Daughters of the Utah Pioneers Museum
Descriptive Detail
With head turned slightly and hair pulled back from a center part, a long, narrow pin complements the detail on the woman’s collar. The “almost smile” and brightness of her eyes suggest earlier days when she was living in St. Louis and known as Temperance Westwood. Mrs. Temperance Moon was once the nurse or nanny to the renowned nineteenth-century poet Eugene Field. The photograph and quotes are from a news interview with Mrs. Moon entitled "Nurse Who Attended Eugene Field When Boy is Now Resident of Utah." The information and photograph are made available through the courtesy of the International Society of the Daughters of Utah Pioneers Museum archives.
Needing employment
We can only imagine her as an eleven year old visiting her sister Mercy in the kitchen of the Field family home where Mercy is the cook. As they talk about Temperance’s need to find employment after their parents’ death, Mrs. Field comes in and says, “I want you to stay here” and “take care of Eugene who is getting to be such a big boy.” At age eleven and just out of childhood herself, Temperance became the nanny of a ten-month-old baby. For the next two years, from 1851 until 1853, until he was in his fourth year, Temperance assumed responsibility for Eugene’s daily care. She played with him and read stories, including Eugene’s favorite “Puss in Boots.” She also recalled that frequently Mrs. Field gave her money to buy new fairy tales. With the birth of Eugene’s brother Roswell, her role increased and the young nanny remembers sleeping in the nursery. In the interview, Mrs. Moon recalled the charming child whose father, Roswell, often came to the nursery to play with his sons. She also commented that the attorney would pace back and forth through the first floor parlors practicing a speech he was to deliver the next day. Temperance remained with Eugene, whom she describes as a “tall, slender, boyish blond” with “compliant” hair, until she left with her brother to settle in Utah.

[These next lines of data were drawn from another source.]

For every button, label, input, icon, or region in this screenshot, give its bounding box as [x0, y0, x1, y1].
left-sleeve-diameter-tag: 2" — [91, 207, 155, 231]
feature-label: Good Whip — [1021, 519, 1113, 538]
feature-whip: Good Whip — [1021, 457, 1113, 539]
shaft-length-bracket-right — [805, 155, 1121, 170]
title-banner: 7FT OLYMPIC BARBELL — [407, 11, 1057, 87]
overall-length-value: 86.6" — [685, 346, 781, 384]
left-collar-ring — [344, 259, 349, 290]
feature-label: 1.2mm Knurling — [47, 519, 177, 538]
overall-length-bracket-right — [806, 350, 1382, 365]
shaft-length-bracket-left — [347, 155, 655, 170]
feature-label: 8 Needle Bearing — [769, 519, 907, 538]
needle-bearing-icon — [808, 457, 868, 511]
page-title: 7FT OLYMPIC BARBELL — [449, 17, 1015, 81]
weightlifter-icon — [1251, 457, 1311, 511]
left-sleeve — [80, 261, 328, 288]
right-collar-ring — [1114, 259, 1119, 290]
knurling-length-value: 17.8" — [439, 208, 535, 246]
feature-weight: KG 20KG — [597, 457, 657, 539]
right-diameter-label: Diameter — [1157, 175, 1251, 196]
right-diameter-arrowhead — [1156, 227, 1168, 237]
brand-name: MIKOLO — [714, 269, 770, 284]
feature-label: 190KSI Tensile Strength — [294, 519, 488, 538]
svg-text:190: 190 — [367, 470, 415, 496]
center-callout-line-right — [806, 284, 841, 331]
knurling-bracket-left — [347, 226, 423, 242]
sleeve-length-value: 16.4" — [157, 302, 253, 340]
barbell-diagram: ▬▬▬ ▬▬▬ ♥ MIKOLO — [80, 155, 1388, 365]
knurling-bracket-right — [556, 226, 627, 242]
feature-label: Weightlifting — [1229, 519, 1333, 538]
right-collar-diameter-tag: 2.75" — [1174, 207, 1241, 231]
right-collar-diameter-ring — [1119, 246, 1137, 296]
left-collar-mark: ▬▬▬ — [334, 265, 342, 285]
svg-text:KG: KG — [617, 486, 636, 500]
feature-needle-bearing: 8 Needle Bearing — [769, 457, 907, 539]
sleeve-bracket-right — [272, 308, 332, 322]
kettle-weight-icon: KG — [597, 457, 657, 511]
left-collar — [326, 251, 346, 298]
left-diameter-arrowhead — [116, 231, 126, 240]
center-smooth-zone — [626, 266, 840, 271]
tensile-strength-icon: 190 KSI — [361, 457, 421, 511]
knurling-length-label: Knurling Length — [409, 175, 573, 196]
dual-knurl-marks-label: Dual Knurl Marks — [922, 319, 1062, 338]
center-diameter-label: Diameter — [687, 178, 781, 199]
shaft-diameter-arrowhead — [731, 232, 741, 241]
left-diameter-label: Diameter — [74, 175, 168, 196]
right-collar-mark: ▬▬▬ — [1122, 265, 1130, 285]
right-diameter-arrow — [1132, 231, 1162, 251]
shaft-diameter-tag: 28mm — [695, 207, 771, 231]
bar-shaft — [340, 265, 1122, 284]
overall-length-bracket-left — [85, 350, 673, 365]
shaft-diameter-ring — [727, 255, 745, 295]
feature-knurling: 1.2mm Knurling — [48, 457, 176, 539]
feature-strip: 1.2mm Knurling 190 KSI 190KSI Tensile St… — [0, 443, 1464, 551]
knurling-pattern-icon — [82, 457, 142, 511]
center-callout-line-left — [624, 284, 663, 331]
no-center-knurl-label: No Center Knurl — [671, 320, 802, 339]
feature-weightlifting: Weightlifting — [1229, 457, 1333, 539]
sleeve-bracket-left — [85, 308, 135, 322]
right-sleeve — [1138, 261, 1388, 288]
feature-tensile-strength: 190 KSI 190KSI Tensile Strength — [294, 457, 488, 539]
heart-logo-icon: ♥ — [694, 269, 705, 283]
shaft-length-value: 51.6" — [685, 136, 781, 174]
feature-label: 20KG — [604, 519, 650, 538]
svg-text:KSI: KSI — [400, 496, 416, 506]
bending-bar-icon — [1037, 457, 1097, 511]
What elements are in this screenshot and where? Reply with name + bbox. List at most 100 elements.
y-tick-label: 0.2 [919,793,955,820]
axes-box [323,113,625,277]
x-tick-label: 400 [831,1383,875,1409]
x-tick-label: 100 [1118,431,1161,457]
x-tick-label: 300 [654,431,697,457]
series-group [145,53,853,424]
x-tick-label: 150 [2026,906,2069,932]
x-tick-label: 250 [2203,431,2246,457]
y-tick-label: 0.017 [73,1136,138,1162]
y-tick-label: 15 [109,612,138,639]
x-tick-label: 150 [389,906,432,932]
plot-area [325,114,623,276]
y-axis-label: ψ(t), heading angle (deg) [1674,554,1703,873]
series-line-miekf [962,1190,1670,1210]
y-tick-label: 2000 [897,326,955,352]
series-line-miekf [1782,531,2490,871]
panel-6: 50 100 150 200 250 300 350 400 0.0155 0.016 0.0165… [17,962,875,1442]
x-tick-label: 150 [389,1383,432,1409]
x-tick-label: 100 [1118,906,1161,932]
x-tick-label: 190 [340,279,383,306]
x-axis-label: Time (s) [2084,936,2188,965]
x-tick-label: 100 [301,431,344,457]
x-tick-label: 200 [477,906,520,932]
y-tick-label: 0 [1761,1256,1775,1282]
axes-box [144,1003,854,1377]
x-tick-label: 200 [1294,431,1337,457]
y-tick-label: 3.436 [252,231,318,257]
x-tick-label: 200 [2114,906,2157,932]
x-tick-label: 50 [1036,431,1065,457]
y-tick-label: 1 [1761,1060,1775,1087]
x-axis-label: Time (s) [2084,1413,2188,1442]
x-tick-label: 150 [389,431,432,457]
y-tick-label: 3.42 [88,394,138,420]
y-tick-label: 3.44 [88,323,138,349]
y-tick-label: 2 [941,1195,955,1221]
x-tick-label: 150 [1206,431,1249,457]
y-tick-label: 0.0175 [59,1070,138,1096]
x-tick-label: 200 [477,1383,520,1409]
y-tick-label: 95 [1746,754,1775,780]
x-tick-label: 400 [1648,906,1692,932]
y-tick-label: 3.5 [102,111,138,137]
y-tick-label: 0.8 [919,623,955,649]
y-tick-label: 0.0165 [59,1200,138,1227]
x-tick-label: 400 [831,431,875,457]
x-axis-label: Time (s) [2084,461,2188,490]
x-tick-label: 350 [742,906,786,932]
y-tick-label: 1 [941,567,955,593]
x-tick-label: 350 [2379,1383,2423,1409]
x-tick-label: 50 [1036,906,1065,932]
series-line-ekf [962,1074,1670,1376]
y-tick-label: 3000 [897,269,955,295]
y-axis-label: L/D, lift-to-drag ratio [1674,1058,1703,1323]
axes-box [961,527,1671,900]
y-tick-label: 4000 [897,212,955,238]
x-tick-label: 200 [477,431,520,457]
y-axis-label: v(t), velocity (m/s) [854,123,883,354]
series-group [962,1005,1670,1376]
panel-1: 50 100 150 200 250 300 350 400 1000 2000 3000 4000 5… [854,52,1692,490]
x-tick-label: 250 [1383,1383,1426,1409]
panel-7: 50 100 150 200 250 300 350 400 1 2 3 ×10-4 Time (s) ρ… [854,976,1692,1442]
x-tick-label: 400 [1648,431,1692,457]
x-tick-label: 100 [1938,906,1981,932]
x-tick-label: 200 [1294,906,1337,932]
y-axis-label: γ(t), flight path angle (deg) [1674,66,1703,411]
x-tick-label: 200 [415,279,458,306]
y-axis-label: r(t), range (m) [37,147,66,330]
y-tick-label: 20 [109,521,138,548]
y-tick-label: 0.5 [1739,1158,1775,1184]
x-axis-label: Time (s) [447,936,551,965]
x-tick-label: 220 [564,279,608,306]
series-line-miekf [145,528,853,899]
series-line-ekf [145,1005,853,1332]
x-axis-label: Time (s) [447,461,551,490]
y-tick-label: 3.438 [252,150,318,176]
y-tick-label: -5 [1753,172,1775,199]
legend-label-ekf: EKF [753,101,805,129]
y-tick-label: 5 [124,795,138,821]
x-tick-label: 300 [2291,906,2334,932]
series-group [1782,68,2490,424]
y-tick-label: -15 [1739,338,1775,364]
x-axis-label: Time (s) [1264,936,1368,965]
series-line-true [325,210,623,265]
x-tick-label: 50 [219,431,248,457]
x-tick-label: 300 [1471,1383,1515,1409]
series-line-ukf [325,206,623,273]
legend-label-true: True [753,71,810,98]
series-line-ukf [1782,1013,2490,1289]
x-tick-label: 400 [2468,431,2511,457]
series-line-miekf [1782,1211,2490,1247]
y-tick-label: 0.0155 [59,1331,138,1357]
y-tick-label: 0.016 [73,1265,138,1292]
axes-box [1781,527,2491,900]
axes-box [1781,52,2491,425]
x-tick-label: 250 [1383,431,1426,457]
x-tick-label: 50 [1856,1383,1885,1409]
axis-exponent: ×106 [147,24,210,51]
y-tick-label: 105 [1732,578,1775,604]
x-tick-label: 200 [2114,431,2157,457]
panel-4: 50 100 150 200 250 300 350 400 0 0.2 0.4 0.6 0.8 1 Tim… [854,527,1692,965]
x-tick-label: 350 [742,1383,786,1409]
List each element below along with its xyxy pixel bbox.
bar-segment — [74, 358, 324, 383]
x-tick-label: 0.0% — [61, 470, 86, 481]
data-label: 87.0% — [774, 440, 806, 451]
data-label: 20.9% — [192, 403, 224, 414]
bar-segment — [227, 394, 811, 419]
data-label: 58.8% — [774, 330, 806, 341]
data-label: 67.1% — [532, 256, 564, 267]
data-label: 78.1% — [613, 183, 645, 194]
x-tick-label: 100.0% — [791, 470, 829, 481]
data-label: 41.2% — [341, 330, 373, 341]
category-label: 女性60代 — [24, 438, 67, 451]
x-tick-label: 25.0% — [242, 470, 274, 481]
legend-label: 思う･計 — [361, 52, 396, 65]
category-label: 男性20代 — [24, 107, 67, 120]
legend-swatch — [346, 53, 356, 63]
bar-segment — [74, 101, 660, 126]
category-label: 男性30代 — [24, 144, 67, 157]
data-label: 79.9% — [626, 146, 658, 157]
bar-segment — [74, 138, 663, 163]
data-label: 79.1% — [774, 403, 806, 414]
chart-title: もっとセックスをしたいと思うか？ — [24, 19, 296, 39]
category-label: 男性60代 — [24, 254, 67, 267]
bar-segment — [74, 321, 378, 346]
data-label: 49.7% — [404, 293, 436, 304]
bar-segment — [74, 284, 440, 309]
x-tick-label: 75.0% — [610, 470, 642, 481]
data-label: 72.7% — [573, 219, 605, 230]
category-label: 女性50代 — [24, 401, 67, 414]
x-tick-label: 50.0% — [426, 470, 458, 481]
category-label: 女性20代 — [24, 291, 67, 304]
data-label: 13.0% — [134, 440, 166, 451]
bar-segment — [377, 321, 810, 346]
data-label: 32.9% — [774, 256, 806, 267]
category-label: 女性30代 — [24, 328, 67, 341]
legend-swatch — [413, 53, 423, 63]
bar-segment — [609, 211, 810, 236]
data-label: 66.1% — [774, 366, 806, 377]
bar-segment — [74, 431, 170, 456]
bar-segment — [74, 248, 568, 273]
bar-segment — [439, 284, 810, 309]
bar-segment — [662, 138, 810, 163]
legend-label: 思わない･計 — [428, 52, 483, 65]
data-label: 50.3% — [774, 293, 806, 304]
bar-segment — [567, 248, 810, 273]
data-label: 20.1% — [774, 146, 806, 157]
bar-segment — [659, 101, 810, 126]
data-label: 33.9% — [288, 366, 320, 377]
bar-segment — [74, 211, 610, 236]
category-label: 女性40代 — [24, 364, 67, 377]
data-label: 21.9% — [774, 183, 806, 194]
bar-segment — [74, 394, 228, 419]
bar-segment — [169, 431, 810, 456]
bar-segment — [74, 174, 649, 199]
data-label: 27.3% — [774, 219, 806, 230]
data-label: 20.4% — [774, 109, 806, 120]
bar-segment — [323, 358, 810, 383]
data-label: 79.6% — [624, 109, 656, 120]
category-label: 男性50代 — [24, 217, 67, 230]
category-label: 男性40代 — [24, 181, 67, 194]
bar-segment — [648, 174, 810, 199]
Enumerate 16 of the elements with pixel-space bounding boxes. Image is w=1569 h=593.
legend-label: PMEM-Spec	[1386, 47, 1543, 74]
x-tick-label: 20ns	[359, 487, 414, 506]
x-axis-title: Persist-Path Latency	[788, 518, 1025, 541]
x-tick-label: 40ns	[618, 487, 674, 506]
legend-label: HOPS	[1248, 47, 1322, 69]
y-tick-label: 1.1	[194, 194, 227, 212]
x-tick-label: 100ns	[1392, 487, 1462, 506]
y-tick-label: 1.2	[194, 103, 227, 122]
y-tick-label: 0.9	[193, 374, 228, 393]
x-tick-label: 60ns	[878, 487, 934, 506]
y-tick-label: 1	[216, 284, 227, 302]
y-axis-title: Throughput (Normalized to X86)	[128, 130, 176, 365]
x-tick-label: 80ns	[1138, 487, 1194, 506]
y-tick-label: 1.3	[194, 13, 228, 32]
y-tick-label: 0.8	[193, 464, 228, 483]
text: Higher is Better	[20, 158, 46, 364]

Child labor was usual rather than the exception in the nineteenth century with more than one-third of the factory workforce between the ages of seven and twelve. It was not until towards the end of the century that laws would regulate such work. Temperance’s role as a nanny came from economic necessity. Such work was not only condoned but encouraged. “Idleness” was to be avoided.
Mormon Face Discrimination during the Early Years in America
Temperance and her family were Mormons and a part of the migration of those belonging to the Church of Jesus Christ of the Latter-day Saints—a new religious sect that began in western New York in about 1830. Founder Joseph Smith’s “Book of Mormons,” a companion to the Christian Bible, espoused divine insight and the necessity of a course-correction to prepare for the second coming. It appealed to many. With a growing number of converts in this country and in England, the movement eventually attracted the attention of those who were fearful of the Mormon’s growing economic and political power. Initial tolerance evolved into rejection, discrimination, violent confrontations, and finally eviction, as was the case in Missouri in the late 1830s. Mormons would be labeled fanatics and treasonous and then expelled from each location as they crisscrossed the Midwest first in Ohio, then near Independence, Missouri, and later the town of Nauvoo, Illinois. Finally, the Mormons settled by the Great Salt Lake in what is now the state of Utah.